La Vie immobile : La main dans le sac!
Jean-Marie Bioteau
La Vie immobile
De Jean-Marie Bioteau on connaît peu de chose, sinon qu’il est réalisateur, photographe et comédien. La Vie immobile est son premier roman. "Au commencement était la voix…" pourrait ouvrir cette histoire dont le protagoniste – toujours au "il" – est ensorcelé par les voix de femmes qui l’appellent au centre téléphonique bancaire où il travaille. Une fois la proie ciblée, commence alors le travail, parfois long, de filature de la propriétaire de cette voix singulière, de repérage des lieux qu’elle fréquente, suivi d’une "incoercible obsession": voler son sac. Le ton du récit est donné dès la subtilisation du premier sac: "Dans le métro, le sac rouge palpitait sous sa veste. Un embryon dans son ventre. (…) Riche d’une soudaine exubérance, son esprit l’entraîna à rebours du temps jusqu’au ventre doux et chaud de sa mère." Plonger ses mains dans ce sac au trou béant est un retour dans les entrailles de la mère et l’extraction du contenu est un voyage dans l’univers le plus intime de la femme. La fouille et la mise en place de chaque objet s’apparentent aux travaux d’un archéologue qui opère avec méticulosité, précision, méthode, application et solennité. C’est ce qu’il appelle "la vie immobile", traduction de still life, qu’il préfère à "nature morte". Car son "entreprise" consiste à "figer le cours d’une vie", le temps de son exploration. Parmi les objets qu’il photographie et répertorie avec minutie dans un carnet, se trouve une lettre adressée à Laura, la propriétaire du premier sac, écrite par son père quand elle était enfant. Immédiatement, des souvenirs d’enfance liés au sentiment d’abandon et de solitude habitent le protagoniste.
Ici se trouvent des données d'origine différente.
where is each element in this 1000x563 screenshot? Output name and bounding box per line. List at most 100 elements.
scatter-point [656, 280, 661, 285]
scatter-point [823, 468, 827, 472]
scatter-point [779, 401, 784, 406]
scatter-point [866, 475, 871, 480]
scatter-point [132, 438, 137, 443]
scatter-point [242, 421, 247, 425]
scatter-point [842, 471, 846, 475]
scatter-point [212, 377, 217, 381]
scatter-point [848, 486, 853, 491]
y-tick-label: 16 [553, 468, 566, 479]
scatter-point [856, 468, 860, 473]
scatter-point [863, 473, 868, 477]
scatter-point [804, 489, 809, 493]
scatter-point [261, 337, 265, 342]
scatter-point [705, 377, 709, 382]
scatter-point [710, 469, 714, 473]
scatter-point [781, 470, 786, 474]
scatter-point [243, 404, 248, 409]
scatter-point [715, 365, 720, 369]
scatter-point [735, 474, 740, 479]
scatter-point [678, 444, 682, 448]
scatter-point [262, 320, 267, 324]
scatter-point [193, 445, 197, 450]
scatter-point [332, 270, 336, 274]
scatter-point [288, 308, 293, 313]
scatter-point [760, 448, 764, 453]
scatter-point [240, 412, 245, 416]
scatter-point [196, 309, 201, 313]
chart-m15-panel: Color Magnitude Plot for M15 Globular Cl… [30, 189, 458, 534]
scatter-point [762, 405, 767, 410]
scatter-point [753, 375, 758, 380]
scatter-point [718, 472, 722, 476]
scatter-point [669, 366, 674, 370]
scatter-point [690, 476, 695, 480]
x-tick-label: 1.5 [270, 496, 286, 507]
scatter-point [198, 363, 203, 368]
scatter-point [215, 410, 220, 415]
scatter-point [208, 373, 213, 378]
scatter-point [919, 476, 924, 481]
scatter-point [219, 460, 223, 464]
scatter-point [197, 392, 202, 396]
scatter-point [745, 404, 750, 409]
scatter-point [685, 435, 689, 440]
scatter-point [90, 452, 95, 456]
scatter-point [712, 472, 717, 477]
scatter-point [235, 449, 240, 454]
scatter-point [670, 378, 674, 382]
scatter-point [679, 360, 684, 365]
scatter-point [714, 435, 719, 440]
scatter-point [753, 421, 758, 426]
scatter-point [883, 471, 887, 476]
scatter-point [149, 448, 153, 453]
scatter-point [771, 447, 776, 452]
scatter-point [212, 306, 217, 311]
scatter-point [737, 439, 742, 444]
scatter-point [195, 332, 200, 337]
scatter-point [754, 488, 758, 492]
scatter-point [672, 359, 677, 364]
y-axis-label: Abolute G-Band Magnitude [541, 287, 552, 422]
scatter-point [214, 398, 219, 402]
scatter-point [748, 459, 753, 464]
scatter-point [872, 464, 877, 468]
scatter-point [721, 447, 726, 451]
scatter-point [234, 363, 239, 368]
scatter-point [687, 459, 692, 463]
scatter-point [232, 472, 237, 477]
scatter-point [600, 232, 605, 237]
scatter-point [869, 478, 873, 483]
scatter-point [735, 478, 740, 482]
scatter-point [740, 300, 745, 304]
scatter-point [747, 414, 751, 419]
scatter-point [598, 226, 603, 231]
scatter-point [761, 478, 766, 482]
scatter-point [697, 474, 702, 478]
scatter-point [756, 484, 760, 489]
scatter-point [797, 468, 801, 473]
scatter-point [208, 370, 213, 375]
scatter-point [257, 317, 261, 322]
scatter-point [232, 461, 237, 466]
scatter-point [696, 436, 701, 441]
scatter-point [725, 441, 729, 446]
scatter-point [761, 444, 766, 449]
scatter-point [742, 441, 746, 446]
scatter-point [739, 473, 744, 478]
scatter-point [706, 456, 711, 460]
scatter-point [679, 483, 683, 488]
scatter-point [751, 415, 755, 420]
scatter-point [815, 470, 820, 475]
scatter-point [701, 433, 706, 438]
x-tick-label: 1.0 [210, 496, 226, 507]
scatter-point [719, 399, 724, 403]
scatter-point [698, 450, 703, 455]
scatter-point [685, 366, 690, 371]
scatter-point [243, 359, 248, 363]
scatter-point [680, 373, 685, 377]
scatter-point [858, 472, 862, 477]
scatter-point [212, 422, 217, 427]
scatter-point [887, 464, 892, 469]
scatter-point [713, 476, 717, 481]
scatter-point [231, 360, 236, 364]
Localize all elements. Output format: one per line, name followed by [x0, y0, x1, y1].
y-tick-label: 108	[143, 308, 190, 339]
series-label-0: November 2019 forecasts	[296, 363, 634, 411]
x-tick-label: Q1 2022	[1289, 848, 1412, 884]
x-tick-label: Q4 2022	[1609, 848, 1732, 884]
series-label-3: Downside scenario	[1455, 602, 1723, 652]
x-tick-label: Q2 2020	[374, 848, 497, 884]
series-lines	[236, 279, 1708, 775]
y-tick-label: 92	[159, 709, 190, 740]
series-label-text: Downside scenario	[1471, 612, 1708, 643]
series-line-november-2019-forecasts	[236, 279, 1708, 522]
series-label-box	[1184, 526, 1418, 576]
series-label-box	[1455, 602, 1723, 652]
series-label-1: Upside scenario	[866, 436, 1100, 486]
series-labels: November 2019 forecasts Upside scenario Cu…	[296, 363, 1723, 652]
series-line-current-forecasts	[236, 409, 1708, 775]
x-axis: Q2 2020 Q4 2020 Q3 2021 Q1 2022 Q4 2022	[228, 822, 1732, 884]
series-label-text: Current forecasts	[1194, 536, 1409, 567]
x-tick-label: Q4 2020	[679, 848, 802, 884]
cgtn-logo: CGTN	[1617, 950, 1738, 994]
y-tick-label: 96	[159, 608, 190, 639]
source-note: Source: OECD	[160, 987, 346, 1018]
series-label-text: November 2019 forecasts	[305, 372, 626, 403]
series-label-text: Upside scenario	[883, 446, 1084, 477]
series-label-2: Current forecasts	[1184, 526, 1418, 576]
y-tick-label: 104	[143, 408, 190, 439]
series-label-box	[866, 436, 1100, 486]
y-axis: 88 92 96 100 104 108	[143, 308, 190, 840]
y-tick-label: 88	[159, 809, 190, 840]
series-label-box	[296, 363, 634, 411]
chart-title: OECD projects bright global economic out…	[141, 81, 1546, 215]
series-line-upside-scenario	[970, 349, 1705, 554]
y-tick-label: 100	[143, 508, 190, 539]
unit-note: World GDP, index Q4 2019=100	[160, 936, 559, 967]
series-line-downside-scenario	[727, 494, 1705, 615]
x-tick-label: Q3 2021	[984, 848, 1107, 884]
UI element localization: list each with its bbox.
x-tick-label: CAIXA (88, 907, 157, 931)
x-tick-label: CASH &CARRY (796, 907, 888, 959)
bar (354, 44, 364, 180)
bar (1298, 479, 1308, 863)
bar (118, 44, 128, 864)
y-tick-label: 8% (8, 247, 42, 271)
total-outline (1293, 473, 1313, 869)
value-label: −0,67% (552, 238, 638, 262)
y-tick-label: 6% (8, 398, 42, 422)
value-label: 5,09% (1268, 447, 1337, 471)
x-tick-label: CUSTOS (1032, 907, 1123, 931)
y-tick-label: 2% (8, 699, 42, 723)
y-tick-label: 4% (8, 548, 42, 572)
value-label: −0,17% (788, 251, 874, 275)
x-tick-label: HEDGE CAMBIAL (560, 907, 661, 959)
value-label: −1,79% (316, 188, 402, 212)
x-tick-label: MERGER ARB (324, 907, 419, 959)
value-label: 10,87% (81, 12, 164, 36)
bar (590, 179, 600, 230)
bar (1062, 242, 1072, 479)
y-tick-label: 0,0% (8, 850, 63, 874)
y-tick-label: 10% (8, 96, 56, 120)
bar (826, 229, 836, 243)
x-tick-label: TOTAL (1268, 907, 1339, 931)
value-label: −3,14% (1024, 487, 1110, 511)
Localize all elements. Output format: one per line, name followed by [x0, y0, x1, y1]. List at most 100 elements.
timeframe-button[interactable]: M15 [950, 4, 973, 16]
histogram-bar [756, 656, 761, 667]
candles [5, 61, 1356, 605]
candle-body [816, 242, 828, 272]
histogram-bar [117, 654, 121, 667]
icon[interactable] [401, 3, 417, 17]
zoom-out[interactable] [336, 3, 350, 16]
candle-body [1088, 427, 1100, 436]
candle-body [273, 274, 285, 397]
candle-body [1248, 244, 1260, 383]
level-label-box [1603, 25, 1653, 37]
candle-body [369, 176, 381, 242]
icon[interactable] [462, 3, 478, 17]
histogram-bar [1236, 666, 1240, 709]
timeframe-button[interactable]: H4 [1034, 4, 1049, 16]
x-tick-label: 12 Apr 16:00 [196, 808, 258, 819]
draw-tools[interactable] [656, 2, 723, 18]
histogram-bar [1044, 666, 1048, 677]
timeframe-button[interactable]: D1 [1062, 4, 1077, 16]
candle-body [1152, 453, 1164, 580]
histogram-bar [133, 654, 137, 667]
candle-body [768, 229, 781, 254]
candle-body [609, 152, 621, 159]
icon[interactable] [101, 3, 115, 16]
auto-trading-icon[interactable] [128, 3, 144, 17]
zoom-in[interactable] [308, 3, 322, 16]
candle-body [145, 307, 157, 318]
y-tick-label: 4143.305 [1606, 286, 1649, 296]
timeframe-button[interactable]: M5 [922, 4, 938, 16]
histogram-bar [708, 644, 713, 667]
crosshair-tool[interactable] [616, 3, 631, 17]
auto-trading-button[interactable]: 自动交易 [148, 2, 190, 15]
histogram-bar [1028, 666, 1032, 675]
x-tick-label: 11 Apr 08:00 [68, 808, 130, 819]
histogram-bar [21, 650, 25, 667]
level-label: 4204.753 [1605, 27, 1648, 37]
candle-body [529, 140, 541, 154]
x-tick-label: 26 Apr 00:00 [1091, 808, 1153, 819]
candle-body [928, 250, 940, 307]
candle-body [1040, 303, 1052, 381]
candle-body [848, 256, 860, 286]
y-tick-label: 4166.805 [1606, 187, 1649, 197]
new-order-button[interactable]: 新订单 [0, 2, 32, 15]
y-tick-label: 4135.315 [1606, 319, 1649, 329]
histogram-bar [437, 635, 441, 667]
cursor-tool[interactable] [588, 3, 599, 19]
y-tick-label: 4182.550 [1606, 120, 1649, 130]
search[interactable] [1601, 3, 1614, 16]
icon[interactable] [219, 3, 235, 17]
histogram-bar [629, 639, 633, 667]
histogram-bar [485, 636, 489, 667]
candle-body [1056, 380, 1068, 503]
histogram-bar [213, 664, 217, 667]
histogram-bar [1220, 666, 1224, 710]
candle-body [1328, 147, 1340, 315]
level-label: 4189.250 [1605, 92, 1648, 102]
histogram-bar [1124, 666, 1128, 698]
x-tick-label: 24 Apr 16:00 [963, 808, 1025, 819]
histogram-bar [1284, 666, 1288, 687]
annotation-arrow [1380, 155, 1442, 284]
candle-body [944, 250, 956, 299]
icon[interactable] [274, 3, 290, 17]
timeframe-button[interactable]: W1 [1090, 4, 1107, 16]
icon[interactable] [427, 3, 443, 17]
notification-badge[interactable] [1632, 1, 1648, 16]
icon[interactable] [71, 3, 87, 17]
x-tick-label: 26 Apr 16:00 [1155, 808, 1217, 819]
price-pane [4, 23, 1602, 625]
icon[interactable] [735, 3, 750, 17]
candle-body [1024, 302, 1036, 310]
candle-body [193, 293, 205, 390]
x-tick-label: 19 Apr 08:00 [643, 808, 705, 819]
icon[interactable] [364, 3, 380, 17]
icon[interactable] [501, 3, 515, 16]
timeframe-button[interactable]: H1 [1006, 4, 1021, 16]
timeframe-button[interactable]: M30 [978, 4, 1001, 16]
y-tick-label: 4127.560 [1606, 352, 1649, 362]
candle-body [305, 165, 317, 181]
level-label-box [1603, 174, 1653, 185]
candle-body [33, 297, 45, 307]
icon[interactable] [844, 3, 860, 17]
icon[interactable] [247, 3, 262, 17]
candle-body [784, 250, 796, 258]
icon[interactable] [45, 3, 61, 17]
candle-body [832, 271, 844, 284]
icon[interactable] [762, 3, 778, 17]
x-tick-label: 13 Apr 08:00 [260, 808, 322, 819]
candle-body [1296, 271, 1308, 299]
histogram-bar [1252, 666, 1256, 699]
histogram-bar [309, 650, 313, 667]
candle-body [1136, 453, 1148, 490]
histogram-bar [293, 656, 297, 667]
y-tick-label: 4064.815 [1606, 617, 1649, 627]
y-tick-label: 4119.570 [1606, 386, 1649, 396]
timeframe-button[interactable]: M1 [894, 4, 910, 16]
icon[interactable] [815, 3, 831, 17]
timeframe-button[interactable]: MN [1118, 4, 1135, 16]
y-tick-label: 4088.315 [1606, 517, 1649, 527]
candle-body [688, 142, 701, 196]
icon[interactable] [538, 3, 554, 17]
Chaque chapitre suit la même linéarité dans les vols successifs de sacs que le fétichiste – il s’agit bien de fétichisme – commet auprès de sept femmes, lui qui avait sept soeurs dont il visitait les sacs quand il était petit. Ces femmes sont toutes différentes, certes, mais un point les unit: dans chaque sac se trouvent des photos et des écrits sous forme de lettres, articles de journaux, extraits de livres, d’entrevues, journaux intimes… Ces visages et ces écrits le propulsent dans leurs univers qui, irrémédiablement, le ramènent au sien. Jean-Marie Bioteau est doté d’un bon sens du casting imaginaire, et les transcriptions à l’intérieur du récit méritent une mention particulière. Mais au-delà du fantasme du vol de sac comme dispositif de survie, il y a l’homme ankylosé de souvenirs dont les images du présent superposées à celles, éculées, de l’enfance gâchent le plaisir du lecteur. Le récit auto-interprétatif est trop transparent et l’auteur sait d’avance ce qu’il va écrire et pourquoi. On lui lève notre chapeau (mou) de vouloir mieux comprendre l’univers féminin, mais quelle femme aime qu’on lui révèle les détours, fussent-ils littéraires, que la vérité utilise pour arriver à ses fins de séduction? Triptyque, 2003, 179 p.